Pinal Shah, a baccarat dealer at Resorts whose husband works at SugarHouse in Philadelphia, raised two children and bought a home in Egg Harbor Township on the strength of casino careers. She is hoping for a return to the flush years. "Right now, everybody has three, four full-time job" offers, she said. "Everyone's applying everywhere."
At 40, Resorts remains a warm home for loyalists, from Rosemarie Haeger, 85, of Staten Island, who caught a casino bus that first week, to Bruce Mays, an unlikely combination of Dead Head and casino comps connoisseur, who last week was hanging out in Resorts' Epic Room, the club for medium high rollers. (Gambling perks are nothing if not stratified.)

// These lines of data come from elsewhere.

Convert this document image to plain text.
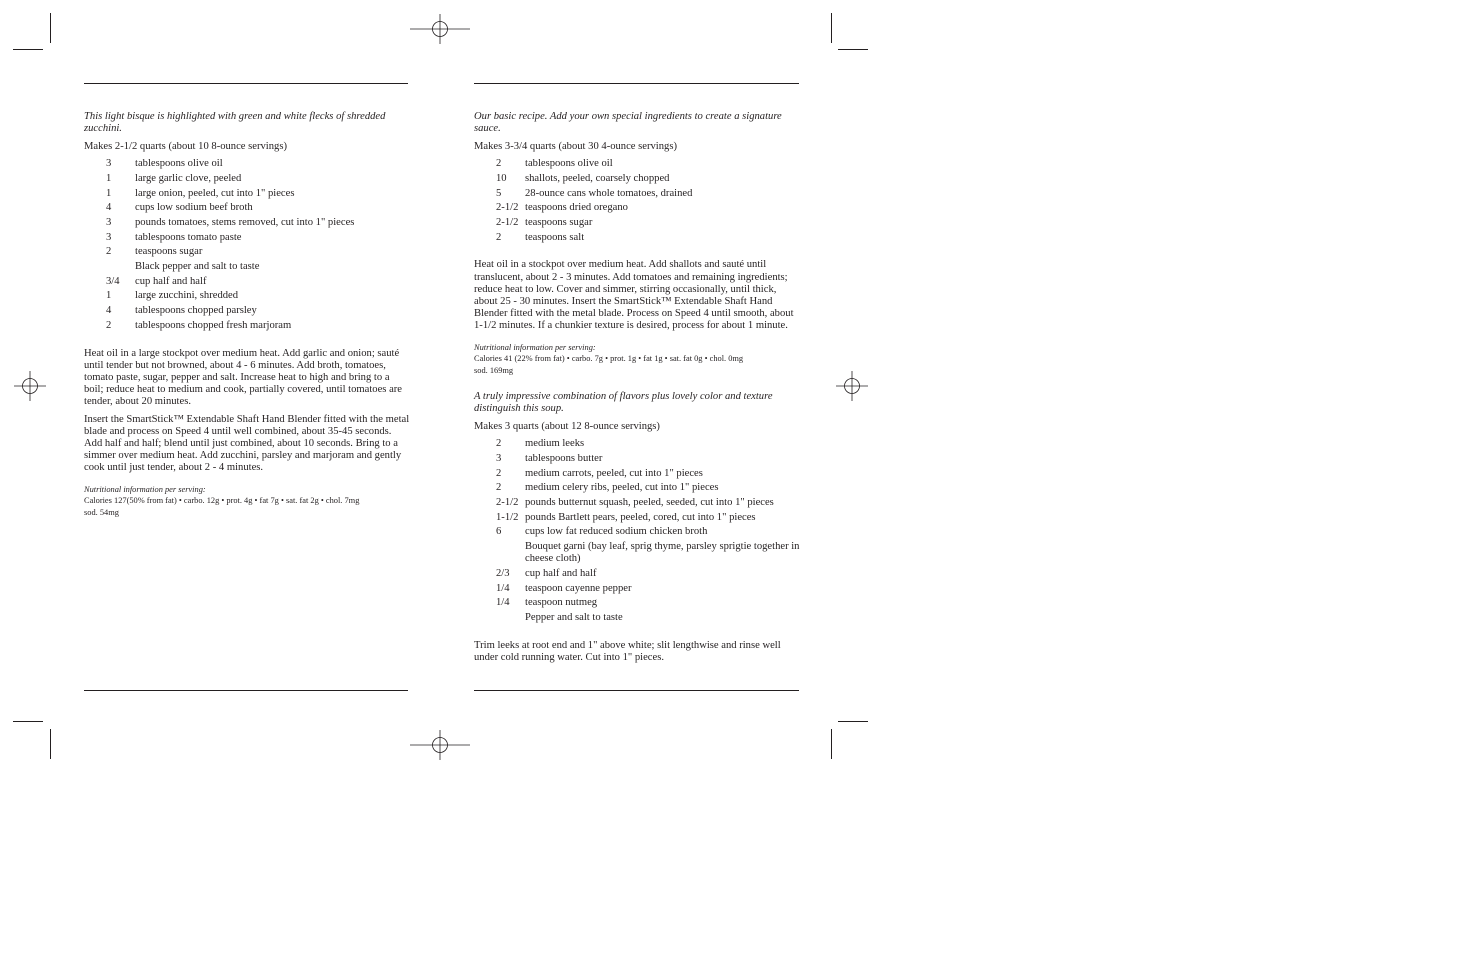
This light bisque is highlighted with green and white flecks of shredded zucchini.

Makes 2-1/2 quarts (about 10 8-ounce servings)

3	tablespoons olive oil
1	large garlic clove, peeled
1	large onion, peeled, cut into 1" pieces
4	cups low sodium beef broth
3	pounds tomatoes, stems removed, cut into 1" pieces
3	tablespoons tomato paste
2	teaspoons sugar
	Black pepper and salt to taste
3/4	cup half and half
1	large zucchini, shredded
4	tablespoons chopped parsley
2	tablespoons chopped fresh marjoram

Heat oil in a large stockpot over medium heat. Add garlic and onion; sauté until tender but not browned, about 4 - 6 minutes. Add broth, tomatoes, tomato paste, sugar, pepper and salt. Increase heat to high and bring to a boil; reduce heat to medium and cook, partially covered, until tomatoes are tender, about 20 minutes.

Insert the SmartStick™ Extendable Shaft Hand Blender fitted with the metal blade and process on Speed 4 until well combined, about 35-45 seconds. Add half and half; blend until just combined, about 10 seconds. Bring to a simmer over medium heat. Add zucchini, parsley and marjoram and gently cook until just tender, about 2 - 4 minutes.

Nutritional information per serving:

Calories 127(50% from fat) • carbo. 12g • prot. 4g • fat 7g • sat. fat 2g • chol. 7mg

sod. 54mg

Our basic recipe. Add your own special ingredients to create a signature sauce.

Makes 3-3/4 quarts (about 30 4-ounce servings)

2	tablespoons olive oil
10	shallots, peeled, coarsely chopped
5	28-ounce cans whole tomatoes, drained
2-1/2	teaspoons dried oregano
2-1/2	teaspoons sugar
2	teaspoons salt

Heat oil in a stockpot over medium heat. Add shallots and sauté until translucent, about 2 - 3 minutes. Add tomatoes and remaining ingredients; reduce heat to low. Cover and simmer, stirring occasionally, until thick, about 25 - 30 minutes. Insert the SmartStick™ Extendable Shaft Hand Blender fitted with the metal blade. Process on Speed 4 until smooth, about 1-1/2 minutes. If a chunkier texture is desired, process for about 1 minute.

Nutritional information per serving:

Calories 41 (22% from fat) • carbo. 7g • prot. 1g • fat 1g • sat. fat 0g • chol. 0mg

sod. 169mg

A truly impressive combination of flavors plus lovely color and texture distinguish this soup.

Makes 3 quarts (about 12 8-ounce servings)

2	medium leeks
3	tablespoons butter
2	medium carrots, peeled, cut into 1" pieces
2	medium celery ribs, peeled, cut into 1" pieces
2-1/2	pounds butternut squash, peeled, seeded, cut into 1" pieces
1-1/2	pounds Bartlett pears, peeled, cored, cut into 1" pieces
6	cups low fat reduced sodium chicken broth
	Bouquet garni (bay leaf, sprig thyme, parsley sprigtie together in cheese cloth)
2/3	cup half and half
1/4	teaspoon cayenne pepper
1/4	teaspoon nutmeg
	Pepper and salt to taste

Trim leeks at root end and 1" above white; slit lengthwise and rinse well under cold running water. Cut into 1" pieces.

As CEO, Giannantonio says he cultivates an atmosphere akin to the lively home he grew up in with very social parents.
Mays drives past casinos on his way from Virginia to find his comfort zone at Resorts, which, he notes, has a walkway leading directly to Hard Rock.
On Friday, Resorts will do its annual Memorial Day weekend beach-ball drop and reenact the historic roll of the dice. And this ever-dramatic town will embark on its latest steep ride up the roller coaster, everyone's hands outstretched, waiting to feel, once again, the wind in their hair.
"I've seen the ups and downs," said Ruffu, whose grandfather was mayor of Atlantic City in 1927, facing off anti-vice groups until 1930, when he was struck and killed by a train in Absecon returning from a political gathering. "I'm always pro-Atlantic City."